🤖 AI Summary
Existing Novel Class Discovery (NCD) methods suffer significant performance degradation in cross-domain settings due to distribution shift between labeled source data and unlabeled novel classes. This work identifies style information as a critical confounder in cross-domain NCD and theoretically establishes style disentanglement as a necessary condition.
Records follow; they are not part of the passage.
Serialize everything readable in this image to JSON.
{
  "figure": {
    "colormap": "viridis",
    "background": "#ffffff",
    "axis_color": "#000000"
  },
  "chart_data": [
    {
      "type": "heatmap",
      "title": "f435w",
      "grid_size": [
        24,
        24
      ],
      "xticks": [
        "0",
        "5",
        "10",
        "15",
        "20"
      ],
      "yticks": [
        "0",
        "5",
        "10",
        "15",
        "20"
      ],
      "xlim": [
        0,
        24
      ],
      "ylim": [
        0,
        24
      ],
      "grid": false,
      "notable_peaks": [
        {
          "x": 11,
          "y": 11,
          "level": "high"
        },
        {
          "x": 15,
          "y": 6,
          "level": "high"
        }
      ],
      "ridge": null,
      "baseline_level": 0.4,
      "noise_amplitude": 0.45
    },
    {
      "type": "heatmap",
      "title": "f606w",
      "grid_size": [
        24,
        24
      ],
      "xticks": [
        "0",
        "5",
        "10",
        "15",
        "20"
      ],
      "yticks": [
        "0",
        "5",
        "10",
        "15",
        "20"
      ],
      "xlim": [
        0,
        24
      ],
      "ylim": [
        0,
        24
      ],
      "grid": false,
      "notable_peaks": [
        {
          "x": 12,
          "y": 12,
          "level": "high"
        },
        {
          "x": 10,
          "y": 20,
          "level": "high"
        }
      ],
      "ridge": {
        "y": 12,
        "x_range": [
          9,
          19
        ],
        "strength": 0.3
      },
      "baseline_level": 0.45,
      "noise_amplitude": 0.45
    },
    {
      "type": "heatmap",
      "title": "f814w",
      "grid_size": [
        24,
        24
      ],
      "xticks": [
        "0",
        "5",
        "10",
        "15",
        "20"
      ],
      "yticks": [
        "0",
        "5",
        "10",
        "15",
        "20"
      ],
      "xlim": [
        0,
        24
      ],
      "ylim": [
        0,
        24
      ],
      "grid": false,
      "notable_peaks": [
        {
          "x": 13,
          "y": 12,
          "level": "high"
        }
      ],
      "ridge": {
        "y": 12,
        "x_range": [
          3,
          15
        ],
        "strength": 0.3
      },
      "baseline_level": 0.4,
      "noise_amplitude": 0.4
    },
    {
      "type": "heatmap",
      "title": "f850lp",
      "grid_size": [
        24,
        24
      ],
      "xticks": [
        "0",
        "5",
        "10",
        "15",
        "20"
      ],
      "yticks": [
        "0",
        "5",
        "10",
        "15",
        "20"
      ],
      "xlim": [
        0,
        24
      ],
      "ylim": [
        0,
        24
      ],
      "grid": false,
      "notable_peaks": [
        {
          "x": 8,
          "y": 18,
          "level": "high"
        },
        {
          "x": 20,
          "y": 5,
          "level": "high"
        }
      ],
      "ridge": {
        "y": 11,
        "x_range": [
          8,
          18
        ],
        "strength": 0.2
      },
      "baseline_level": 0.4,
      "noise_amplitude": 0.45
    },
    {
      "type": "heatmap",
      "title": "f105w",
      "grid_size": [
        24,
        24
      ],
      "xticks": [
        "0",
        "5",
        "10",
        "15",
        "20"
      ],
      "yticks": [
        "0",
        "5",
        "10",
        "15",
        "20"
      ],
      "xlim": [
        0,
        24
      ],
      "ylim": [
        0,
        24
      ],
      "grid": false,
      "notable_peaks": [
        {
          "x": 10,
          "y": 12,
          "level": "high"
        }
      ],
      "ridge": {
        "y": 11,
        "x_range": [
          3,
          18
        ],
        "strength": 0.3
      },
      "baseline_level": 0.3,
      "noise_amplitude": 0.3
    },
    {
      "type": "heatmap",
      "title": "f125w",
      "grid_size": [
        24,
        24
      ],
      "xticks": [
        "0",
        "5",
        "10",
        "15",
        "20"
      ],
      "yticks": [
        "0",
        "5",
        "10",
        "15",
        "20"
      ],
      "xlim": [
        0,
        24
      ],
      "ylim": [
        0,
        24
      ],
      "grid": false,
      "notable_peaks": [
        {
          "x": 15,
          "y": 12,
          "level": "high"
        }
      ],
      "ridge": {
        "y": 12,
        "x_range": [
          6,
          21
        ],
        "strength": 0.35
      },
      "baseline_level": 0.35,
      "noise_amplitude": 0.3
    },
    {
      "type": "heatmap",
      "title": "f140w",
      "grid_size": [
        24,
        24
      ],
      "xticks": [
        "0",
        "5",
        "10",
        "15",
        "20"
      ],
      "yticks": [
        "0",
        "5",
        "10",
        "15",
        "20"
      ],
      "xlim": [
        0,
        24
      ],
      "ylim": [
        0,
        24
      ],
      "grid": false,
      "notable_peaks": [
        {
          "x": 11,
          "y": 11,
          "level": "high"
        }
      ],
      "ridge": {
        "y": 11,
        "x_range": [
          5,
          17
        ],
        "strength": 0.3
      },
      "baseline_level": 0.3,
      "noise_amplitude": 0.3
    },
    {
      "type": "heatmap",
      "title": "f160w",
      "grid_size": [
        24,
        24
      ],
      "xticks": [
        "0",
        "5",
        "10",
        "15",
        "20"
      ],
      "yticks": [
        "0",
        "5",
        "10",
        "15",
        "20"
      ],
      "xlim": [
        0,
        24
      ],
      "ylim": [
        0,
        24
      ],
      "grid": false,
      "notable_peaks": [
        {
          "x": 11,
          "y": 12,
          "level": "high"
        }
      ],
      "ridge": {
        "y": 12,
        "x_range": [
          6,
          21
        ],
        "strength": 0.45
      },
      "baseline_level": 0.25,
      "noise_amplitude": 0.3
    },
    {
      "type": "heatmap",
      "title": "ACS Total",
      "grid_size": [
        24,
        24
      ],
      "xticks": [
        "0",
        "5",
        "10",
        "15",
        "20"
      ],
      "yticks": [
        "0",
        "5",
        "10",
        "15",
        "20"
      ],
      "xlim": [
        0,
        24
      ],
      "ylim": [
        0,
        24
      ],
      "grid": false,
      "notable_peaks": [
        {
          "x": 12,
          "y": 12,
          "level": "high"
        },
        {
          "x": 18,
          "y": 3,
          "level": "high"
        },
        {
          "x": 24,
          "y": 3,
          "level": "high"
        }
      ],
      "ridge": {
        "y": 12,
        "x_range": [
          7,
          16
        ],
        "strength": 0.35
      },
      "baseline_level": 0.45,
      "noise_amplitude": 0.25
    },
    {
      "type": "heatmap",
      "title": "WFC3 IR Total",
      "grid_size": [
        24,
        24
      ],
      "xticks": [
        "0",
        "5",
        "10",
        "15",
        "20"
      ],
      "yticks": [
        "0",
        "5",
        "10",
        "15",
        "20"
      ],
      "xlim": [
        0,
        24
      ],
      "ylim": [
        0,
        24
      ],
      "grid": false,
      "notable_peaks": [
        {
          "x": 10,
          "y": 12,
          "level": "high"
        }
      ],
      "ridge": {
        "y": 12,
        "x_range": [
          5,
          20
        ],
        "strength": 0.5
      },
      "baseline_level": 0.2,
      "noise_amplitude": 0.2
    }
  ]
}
To address this, we propose an “exclusive style removal” mechanism, implemented via a plug-and-play feature disentanglement module jointly optimized with contrastive learning–driven semantic consistency constraints. Our approach explicitly decouples domain-specific stylistic variations while preserving discriminative semantic features. We further construct a multi-backbone fair benchmark and evaluate on three standard cross-domain NCD datasets, achieving average accuracy improvements of 5.2%–9.7%. Results demonstrate that style removal enhances the effectiveness, robustness, and generalizability of out-of-distribution novel class clustering.
📝 Abstract
As a promising field in open-world learning, extit{Novel Class Discovery} (NCD) is usually a task to cluster unseen novel classes in an unlabeled set based on the prior knowledge of labeled data within the same domain. However, the performance of existing NCD methods could be severely compromised when novel classes are sampled from a different distribution with the labeled ones. In this paper, we explore and establish the solvability of NCD in cross domain setting with the necessary condition that style information must be removed. Based on the theoretical analysis, we introduce an exclusive style removal module for extracting style information that is distinctive from the baseline features, thereby facilitating inference. Moreover, this module is easy to integrate with other NCD methods, acting as a plug-in to improve performance on novel classes with different distributions compared to the seen labeled set. Additionally, recognizing the non-negligible influence of different backbones and pre-training strategies on the performance of the NCD methods, we build a fair benchmark for future NCD research. Extensive experiments on three common datasets demonstrate the effectiveness of our proposed module.